In the End, Acceptance Wins


Photo By: Alex Rozbicki

In her final op-ed of the year, staff writer and Cam High freshman Athena Quddus argues that acceptance must win the day.

Since the dawn of time, humanity’s biggest obstacle has been discrimination. Intolerance throughout history has always built walls between different communities, whether it is for ethnicity, race, religion or sexuality.

African Americans suffered victimization in the US for hundreds of years. Antisemitism is ages old and continues to this day. Muslims are now all colored with the same broad “terrorist” brush.

“I’ve heard my fair share of terrorist jokes for being Muslim,” said Tausif Rahman, freshman at Newbury Park High School. “I think people say things like that as a sign of anger, a form of vengeance, or, in some way, to show superiority over another. But honestly, discrimination shouldn’t even be a thought in the modern day.”

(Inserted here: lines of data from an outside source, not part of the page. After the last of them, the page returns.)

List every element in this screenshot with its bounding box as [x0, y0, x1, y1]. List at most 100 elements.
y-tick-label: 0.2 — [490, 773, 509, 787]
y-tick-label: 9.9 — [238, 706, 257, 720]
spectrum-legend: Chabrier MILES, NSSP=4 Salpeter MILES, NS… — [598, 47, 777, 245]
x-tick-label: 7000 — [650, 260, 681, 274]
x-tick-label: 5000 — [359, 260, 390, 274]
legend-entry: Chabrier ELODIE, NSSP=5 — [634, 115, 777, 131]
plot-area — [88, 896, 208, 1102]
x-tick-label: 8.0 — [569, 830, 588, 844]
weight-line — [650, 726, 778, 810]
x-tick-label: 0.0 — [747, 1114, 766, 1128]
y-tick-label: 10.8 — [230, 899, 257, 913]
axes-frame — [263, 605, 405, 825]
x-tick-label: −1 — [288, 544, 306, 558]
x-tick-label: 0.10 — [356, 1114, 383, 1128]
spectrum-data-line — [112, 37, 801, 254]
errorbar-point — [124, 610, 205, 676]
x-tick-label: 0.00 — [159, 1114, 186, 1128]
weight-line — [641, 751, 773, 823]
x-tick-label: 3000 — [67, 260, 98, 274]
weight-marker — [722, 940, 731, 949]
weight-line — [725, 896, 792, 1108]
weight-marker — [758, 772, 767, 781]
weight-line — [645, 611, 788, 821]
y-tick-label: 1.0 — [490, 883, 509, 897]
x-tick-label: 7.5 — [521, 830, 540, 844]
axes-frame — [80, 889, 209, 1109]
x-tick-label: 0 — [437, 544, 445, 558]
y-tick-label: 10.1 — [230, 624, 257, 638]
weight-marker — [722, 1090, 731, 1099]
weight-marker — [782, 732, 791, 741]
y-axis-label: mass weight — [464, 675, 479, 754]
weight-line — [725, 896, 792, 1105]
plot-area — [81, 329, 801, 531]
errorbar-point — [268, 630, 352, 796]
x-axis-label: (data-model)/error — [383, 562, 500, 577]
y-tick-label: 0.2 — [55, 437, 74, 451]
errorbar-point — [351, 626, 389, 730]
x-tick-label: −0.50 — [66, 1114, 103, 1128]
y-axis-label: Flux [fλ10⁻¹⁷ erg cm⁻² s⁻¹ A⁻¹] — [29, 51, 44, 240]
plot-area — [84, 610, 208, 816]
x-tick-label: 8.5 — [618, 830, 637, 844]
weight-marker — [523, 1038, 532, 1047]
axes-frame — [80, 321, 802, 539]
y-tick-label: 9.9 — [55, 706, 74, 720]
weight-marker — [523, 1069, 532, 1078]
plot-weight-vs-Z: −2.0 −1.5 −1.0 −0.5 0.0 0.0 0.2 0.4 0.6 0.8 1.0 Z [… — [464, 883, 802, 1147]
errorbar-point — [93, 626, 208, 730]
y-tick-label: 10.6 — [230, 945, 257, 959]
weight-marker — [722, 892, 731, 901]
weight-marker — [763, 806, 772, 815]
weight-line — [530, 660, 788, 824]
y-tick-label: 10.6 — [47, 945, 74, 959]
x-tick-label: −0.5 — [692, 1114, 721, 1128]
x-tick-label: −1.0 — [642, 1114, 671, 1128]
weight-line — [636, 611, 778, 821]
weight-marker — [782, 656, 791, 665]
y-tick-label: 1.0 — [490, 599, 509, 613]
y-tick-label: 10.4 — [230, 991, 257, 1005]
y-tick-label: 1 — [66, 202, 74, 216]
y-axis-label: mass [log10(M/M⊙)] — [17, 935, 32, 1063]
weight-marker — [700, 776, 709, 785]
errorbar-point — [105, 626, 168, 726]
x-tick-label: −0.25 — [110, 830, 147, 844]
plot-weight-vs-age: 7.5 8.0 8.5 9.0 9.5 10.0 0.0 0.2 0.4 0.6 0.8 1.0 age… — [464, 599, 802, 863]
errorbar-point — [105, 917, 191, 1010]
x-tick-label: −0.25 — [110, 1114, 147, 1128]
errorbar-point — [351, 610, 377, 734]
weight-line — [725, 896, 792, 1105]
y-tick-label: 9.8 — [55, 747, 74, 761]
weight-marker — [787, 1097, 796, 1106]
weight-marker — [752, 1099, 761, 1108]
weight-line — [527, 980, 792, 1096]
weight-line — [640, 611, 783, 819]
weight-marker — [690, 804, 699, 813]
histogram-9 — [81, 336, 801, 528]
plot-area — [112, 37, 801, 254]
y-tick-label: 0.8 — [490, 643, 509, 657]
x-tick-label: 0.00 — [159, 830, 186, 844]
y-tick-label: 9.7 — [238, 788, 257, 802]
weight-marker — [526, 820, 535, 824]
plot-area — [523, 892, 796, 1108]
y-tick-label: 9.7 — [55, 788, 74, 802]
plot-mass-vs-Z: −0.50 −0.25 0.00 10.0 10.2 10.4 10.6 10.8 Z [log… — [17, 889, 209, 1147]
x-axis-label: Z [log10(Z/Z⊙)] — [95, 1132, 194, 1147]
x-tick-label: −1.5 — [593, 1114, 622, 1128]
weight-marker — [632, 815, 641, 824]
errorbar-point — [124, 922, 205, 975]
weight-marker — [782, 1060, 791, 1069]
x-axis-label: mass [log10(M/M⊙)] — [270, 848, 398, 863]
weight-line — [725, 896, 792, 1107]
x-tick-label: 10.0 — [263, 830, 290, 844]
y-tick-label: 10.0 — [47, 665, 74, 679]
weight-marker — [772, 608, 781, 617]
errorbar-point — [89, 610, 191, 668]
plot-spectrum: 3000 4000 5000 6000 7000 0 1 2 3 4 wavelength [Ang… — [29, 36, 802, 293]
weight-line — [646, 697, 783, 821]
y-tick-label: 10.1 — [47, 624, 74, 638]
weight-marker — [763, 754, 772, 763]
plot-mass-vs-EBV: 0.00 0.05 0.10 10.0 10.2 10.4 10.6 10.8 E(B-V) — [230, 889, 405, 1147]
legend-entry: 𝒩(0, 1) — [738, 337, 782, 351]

As I recall my former middle school history teacher saying, “There’s always going to be that one group of people, in any given period of time, that’s most discriminated against.”

In the 21st century, that group seems to be the LGBT (Lesbian, Gay, Bisexual, Transgender) community.

“There are so many restrictions in society, all these views, that were passed down from generation to generation implying that being different isn’t okay,” said Alyssa Brazil, Cam High senior.

Unfortunately, views that take generations to form will take generations to change.

Discrimination: different treatment or distinction in favor of or against a person based on the group or class that person belongs to rather than individual merit. The root of this problem [although many of us don’t like to admit it] is that not every person is taught free thinking; not taught to look at others without any judgments already made in mind.

“If only people could look at another individual as a person. Not their skin color, religion, who they like, or whatever else; but as another human being,” said Cam High freshman Morgan Middleton. “Essentially, we are all a collection of skin and bones, every one of us.”

Every society has its own moral (and physical) definition of what the perfect member of that society should be; but the reality is, nobody can perfectly fit that mold. All people are different from one another.

The human race is not a constellation of clones, but a diverse civilization; something that is sadly forgotten is that every single individual among the 7 billion of us on this planet is unique.

As for Cam High, tolerance is present because there is a degree of exposure. Many clubs and organizations on the Camarillo campus, from Gay-Straight Alliance to all the language clubs expose students to different cultures and lifestyles.

“Other than a few people who disagree with gay marriage, I’ve never really seen discrimination at Cam High. All the clubs really help to raise awareness to all the people who generally aren’t accepted,” said freshman Andrew MCcooey. “I guess most students here were taught that people are people, and to just be themselves.”